Yevgeny Lanceray (Eugene Lansere) was a Russian artist of French descent – graphic artist, painter, sculptor, mosaicist and illustrator. He was born in a family of artists: his father was sculptor Yevgeny Lanceray Senior; his sister – Zinaida Serebriakova, the painter; the brother – the architect Nikolai Lanceray; the niece – Alexander Benoit, the graphic designer, scenographer and the artist of the Diaghilev’s Russian Seasons, who, together with the latter, formed the World of Art Association which Yevgeny Lanceray joined in 1899. A bit earlier he traveled to Europe and studied at the Academie Colarossi and Academie Julian in Paris.
At an early stage of his creative path Lanceray was mostly engaged in historic genre paintings, the most famous among his works of that time are Empress Elizabeth Petrovna at Tsarkoe Selo (1906), and The Ships of Peter the Great (1911). In parallel with this Lanceray illustrated books and created decorative compositions.
As a military draftsman-correspondent Lanceray participated In the WWI. After the revolution of 1917, he did drawings for the Propaganda Bureau of the Denikin Volunteer Army.
In the Soviet Period (1930s) Lanceray mostly worked as muralist. He painted decorations for the Kasansky Railway Station in Moscow as well as created interior decorations for the Hotel Moscow.

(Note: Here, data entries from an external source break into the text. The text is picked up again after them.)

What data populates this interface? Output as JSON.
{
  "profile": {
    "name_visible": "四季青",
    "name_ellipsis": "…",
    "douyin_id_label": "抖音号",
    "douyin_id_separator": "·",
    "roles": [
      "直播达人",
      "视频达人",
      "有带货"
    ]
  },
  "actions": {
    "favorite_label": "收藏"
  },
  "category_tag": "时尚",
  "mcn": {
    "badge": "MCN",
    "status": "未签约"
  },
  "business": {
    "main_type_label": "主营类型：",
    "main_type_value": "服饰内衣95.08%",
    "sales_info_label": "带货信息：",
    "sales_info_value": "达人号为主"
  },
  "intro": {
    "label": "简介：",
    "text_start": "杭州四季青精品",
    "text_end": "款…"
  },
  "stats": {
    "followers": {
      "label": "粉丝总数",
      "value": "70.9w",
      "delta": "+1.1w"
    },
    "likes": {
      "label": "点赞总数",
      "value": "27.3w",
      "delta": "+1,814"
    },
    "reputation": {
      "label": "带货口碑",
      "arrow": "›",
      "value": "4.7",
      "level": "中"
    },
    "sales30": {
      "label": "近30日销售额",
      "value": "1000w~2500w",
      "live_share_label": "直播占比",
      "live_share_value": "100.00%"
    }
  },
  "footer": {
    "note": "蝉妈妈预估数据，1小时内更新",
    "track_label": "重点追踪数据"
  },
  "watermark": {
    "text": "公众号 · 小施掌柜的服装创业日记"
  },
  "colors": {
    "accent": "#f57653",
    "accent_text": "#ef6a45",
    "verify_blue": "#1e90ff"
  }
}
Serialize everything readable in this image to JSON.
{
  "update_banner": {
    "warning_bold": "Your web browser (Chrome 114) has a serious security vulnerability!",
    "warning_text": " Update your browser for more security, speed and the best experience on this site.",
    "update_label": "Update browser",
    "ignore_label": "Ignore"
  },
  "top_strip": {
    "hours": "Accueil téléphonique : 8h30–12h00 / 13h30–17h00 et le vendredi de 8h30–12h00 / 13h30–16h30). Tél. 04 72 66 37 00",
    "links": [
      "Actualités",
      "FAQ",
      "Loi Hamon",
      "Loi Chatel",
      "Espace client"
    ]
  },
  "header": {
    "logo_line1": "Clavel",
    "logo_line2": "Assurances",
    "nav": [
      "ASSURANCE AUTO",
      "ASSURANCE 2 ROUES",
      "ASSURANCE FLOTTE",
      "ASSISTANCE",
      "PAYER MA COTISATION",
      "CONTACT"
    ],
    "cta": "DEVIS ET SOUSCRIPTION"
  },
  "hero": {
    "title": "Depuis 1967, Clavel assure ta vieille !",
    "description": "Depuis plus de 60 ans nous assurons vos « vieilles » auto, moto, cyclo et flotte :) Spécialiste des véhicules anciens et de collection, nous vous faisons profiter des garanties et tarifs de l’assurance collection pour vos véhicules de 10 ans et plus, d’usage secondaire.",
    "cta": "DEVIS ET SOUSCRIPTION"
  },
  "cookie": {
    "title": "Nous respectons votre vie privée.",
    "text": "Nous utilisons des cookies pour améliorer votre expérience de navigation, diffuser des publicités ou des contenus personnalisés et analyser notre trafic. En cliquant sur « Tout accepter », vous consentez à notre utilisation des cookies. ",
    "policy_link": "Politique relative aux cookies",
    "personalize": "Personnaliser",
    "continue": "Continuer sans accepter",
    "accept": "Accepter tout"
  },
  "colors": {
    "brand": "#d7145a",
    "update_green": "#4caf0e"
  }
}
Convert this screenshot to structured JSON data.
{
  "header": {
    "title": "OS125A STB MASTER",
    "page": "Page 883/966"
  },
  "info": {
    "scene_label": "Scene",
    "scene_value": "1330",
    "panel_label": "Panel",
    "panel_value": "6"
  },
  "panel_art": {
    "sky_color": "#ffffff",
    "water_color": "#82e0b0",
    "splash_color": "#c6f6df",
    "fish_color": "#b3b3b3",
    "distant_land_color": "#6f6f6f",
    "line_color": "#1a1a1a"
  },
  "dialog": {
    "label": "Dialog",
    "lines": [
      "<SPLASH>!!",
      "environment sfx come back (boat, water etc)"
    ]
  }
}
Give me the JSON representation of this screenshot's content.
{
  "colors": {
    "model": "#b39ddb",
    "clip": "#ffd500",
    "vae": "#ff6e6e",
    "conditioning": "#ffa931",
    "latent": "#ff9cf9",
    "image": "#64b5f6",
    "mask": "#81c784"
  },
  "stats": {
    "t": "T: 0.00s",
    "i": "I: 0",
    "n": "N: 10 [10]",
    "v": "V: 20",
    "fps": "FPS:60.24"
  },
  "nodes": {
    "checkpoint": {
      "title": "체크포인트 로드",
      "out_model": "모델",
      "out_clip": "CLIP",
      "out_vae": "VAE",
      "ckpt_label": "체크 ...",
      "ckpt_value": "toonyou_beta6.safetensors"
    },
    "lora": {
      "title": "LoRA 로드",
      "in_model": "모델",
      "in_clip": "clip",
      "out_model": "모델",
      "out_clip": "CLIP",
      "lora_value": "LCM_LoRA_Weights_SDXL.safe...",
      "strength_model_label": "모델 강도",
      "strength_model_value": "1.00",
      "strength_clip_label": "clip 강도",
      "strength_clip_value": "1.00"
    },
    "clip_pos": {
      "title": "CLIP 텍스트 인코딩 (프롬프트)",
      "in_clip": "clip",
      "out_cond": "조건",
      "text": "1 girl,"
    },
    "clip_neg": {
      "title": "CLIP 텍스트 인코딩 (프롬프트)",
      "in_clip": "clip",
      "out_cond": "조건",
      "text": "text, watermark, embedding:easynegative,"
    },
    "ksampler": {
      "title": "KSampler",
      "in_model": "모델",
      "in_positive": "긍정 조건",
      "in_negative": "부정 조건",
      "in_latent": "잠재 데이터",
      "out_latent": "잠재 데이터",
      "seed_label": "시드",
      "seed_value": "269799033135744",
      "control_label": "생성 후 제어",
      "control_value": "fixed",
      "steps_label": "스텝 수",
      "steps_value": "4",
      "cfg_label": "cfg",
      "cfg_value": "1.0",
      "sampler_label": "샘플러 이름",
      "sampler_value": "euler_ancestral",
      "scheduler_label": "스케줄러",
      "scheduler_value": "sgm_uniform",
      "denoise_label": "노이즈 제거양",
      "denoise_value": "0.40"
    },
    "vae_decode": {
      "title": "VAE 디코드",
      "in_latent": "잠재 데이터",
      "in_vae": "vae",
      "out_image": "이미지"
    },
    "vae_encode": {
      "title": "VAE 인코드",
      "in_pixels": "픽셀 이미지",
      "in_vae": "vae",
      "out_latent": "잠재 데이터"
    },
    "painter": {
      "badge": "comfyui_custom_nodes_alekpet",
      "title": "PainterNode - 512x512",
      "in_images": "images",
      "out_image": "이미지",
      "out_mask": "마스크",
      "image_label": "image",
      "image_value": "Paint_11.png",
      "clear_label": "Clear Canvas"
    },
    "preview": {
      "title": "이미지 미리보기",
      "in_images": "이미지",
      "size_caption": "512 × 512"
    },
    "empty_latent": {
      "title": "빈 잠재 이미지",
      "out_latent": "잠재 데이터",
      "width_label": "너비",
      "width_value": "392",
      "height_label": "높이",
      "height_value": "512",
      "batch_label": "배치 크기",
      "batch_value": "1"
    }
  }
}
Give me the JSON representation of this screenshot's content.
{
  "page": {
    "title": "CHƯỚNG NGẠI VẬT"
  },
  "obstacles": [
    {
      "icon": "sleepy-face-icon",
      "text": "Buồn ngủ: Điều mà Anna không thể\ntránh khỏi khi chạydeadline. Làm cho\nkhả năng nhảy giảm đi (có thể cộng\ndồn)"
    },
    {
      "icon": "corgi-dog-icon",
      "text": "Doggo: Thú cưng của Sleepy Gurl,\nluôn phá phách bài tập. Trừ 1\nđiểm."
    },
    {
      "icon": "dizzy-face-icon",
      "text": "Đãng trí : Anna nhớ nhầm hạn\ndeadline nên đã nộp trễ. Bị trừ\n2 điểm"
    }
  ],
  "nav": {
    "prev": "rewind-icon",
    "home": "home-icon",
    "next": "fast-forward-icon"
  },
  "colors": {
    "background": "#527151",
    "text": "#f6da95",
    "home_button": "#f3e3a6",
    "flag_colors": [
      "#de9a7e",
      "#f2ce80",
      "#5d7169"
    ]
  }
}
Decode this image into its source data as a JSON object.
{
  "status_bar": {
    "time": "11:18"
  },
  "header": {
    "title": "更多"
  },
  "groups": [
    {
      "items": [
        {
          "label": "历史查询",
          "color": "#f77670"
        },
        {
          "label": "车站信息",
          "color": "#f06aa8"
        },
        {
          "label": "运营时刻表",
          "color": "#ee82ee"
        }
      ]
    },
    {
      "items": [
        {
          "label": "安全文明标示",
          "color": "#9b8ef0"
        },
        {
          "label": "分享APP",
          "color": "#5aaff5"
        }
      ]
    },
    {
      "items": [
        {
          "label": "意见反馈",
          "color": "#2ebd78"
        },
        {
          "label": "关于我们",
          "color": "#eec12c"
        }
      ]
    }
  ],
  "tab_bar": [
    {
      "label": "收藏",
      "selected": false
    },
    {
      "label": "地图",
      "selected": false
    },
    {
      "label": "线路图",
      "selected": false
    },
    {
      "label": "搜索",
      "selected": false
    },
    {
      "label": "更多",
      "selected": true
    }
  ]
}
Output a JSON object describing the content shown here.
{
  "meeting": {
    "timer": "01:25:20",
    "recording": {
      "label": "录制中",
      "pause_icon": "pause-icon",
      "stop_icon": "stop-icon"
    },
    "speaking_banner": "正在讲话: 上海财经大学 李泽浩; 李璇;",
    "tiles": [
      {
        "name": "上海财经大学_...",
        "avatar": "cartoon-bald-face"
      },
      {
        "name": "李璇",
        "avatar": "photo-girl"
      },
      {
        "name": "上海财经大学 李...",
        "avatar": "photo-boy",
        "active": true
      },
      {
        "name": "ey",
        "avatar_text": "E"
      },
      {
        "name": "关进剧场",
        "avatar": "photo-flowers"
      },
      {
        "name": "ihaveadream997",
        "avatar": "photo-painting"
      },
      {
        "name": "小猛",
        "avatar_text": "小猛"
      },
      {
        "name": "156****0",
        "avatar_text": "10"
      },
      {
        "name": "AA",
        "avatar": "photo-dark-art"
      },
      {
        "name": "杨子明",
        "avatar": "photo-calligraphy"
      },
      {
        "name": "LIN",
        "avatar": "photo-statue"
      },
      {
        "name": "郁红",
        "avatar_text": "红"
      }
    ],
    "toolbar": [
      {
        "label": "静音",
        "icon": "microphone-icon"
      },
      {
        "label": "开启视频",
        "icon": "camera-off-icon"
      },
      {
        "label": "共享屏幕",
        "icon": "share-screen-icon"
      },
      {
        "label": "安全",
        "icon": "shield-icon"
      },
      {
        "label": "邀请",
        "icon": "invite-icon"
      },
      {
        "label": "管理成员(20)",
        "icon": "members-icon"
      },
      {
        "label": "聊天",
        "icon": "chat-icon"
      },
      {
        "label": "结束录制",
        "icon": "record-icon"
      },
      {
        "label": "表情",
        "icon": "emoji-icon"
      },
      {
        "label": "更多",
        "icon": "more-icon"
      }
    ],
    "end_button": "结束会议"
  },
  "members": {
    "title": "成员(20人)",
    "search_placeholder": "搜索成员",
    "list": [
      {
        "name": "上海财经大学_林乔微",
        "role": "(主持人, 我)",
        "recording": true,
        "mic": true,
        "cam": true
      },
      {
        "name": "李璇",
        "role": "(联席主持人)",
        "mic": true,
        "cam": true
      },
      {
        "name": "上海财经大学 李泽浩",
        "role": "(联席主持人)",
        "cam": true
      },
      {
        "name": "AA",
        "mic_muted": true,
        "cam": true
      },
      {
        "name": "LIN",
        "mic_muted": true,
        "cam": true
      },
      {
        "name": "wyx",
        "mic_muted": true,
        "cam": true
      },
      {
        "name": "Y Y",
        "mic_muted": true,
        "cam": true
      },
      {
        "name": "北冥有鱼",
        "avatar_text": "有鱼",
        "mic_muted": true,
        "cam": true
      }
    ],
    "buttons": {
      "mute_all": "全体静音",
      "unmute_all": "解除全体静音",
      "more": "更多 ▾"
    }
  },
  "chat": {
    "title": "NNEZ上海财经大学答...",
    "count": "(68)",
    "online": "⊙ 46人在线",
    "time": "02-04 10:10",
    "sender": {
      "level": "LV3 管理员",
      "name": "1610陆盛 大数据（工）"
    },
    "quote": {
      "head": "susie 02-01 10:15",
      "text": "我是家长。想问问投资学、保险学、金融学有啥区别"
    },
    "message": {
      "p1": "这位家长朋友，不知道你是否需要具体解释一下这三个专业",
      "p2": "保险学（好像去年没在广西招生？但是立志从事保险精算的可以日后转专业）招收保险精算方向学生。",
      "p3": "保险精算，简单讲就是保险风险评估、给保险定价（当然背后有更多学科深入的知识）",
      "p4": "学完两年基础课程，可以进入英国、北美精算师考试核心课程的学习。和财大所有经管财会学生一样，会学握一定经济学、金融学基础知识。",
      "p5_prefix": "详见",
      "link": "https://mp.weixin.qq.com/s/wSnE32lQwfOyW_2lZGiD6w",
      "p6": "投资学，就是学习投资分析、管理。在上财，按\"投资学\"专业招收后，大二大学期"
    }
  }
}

A fifteen year period of his prolific artistic life (1920-1934) he spent in Georgia. In 1920, during the First Republic (1918 – 1921), he worked in the Central Museum of History and Nature (later The State Museum named after Simon Janashia). Together with Jacob Nikoladze, Dimitri Shevardnadze and Joseph Charlemagne, Lanseray was involved in the independent Georgia’s banknote design project. But after the Sovietization, in collaboration with the same artists, he created the coat of arms of the Soviet Georgia.
In 1922, Yevgeny Lanceray, together with the Georgian well-known artist Valerian Sidamon-Eristavi, worked as a production designer for the Ivane Perestyani’s film Surami Castle. The same year, after the establishment of the Tbilisi Academy of Art he received professorship and served as Dean of the Painting faculty.
Lanceray was involved in numerous expeditions iniciated by the Caucasus Archaeological Institute to the monasteries of Davit Gareji, Shio Mghvime, Zedazeni and Bethania, as well as a participant of the expeditions to the city of Kutaisi and Guria region, to Dagestan, Armenia and Azerbaijan. Archaeological and ethnographic expeditions resulted in a lot of sketchers of great artistic and documental value.
In 1927, through the Lechkhumi Pass, Lanceray walked up to the highland region of Svaneti where he created the richest material of artistic and descriptive nature: these are the 3 albums of sketches, 30 works in tempera, sanguine, charcoal and watercolor as well as diaries and personal letters depicting the life of 14 communities of Upper Svaneti.
Half a year in 1927 he spent in Paris as the representative of the Tbilisi Academy of Arts.
In 1930 Art Historian Giorgi Chubinashvili invited Lanceray to participate in the exhibition for the jubilee of Rustaveli for which he created a series on the Middle Age Georgian architecture.
Lanceray received the titles of Honored Artist of the Georgian Soviet Socialist Republic (1933) and People’s Artist of the Russian Soviet Socialist Federal Republic (1945). He was a laureate of the Stalin Prize of the second degree (1943).
Evgeny Lanceray returned to Moscow in 1934 and taught there at the Institute of Architecture and the Academy of Arts.
He died in 1946 and is buried at the Novodevichego Cemetery.